The behaviour of $\operatorname{Im}(!n)$

Question

What's going on with the behaviour of the subfactorial's imaginary part? Background: Out of curiosity I tried to construct some recurrence relations using the Pochhammer symbol and out of those came some subfactorials. For example:

$$a_{n+1}=a_n+(3)_n=a_n+3(3+1)(3+2)...(3+n-1).$$

Mathematica gave me:

$a_n$ = $1/2 (-1)^n$ Gamma[$n+3$] Subfactorial[$-n-3$]$-$Subfactorial[$-3$].

Not having seen seen negative subfactorials before I googled "negative subfactorial" or "subfactorial of negative numbers" and some similar phrases, which gave 0 hits. Here's a plot:

I also plotted the Gamma function (just to have something to relate to). So, I don't understand the behaviour of the imaginary part. Looking closer at the values of $\operatorname{Im}(!n)$ it appears that

$$\sum _{n=-\infty}^0 \operatorname{Im}(!n)=-\frac{\pi}{e^2}.$$

Anyone who can shed some light on this? Some intuition? Better methods of visualization?

Answer 1

Mathematica obviously defines subfactorial (cf. Eq. $(4)$ here) of an arbitrary complex number $s$ as $$ !s=\frac{\Gamma(s+1,-1)}{e},\tag1 $$ where $\Gamma(s,z)$ is the upper incomplete gamma function.
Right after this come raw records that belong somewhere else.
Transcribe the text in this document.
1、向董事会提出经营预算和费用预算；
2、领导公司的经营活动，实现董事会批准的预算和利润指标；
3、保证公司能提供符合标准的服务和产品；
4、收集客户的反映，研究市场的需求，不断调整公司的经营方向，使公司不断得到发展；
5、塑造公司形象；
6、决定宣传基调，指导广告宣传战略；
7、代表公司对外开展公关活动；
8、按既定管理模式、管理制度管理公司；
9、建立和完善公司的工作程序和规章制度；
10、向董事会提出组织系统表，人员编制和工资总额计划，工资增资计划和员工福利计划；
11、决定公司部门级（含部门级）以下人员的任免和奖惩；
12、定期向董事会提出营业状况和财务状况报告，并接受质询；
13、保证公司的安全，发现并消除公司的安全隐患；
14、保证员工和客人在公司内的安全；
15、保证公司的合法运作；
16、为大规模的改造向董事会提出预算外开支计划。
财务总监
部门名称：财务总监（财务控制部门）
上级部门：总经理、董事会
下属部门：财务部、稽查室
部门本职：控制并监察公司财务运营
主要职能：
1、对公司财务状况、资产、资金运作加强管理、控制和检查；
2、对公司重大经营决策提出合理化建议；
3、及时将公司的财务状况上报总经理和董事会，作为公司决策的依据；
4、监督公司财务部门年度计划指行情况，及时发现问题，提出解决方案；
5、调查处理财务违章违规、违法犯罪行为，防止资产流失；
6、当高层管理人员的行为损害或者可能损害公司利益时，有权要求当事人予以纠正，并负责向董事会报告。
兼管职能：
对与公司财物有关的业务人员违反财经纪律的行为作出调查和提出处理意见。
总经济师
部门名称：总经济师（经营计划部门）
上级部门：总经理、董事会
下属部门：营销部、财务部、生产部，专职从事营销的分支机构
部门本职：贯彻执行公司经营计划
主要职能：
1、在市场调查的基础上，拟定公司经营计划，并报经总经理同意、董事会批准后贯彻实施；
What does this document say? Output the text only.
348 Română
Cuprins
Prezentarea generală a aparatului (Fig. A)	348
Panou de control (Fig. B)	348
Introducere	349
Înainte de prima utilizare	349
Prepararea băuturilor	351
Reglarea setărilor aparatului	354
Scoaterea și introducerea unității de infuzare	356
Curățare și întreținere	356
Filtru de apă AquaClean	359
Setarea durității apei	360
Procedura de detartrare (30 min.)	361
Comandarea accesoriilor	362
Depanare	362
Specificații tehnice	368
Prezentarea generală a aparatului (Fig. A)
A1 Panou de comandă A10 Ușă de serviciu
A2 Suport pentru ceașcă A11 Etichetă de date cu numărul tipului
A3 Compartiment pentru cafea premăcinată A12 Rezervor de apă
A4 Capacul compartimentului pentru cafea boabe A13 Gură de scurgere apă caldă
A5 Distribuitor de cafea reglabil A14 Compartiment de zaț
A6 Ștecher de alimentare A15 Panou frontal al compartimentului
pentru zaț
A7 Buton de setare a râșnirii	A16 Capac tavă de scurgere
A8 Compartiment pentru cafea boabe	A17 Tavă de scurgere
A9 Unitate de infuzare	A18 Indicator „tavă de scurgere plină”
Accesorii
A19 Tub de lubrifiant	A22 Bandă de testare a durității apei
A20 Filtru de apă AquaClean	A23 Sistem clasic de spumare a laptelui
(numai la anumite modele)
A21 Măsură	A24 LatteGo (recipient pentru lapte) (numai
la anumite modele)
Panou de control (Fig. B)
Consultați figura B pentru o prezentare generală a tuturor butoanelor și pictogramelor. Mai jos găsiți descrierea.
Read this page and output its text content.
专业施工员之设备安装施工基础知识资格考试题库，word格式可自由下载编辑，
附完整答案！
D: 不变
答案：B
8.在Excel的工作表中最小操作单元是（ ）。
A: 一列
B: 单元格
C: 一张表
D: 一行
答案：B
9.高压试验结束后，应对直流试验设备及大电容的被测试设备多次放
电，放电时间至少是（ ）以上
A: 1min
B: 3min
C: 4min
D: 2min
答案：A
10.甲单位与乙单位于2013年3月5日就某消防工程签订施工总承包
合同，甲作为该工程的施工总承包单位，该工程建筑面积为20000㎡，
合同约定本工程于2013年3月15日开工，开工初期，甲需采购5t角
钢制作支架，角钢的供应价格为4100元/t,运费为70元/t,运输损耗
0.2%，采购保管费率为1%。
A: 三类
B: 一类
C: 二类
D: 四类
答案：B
The expression for the function for integer negative $s$ can be found here and reads for $z=-1$: $$ \Gamma(-n,-1) =\frac{(-1)^{n+1}}{n!}\left[i\pi+\operatorname{Ei}(1)-e\sum_{k=0}^{n-1}k!\right],\tag2 $$ where $\operatorname{Ei}(z)$ is the exponential integral.

Thus, $$ \operatorname{Im}\; !(-n)=\frac{(-1)^{n}}{(n-1)!}\frac\pi e $$ and the summation formula: $$ \sum_{n=1}^\infty \operatorname{Im}\; !(-n)=-\frac{\pi}{e^2} $$ immediately follows.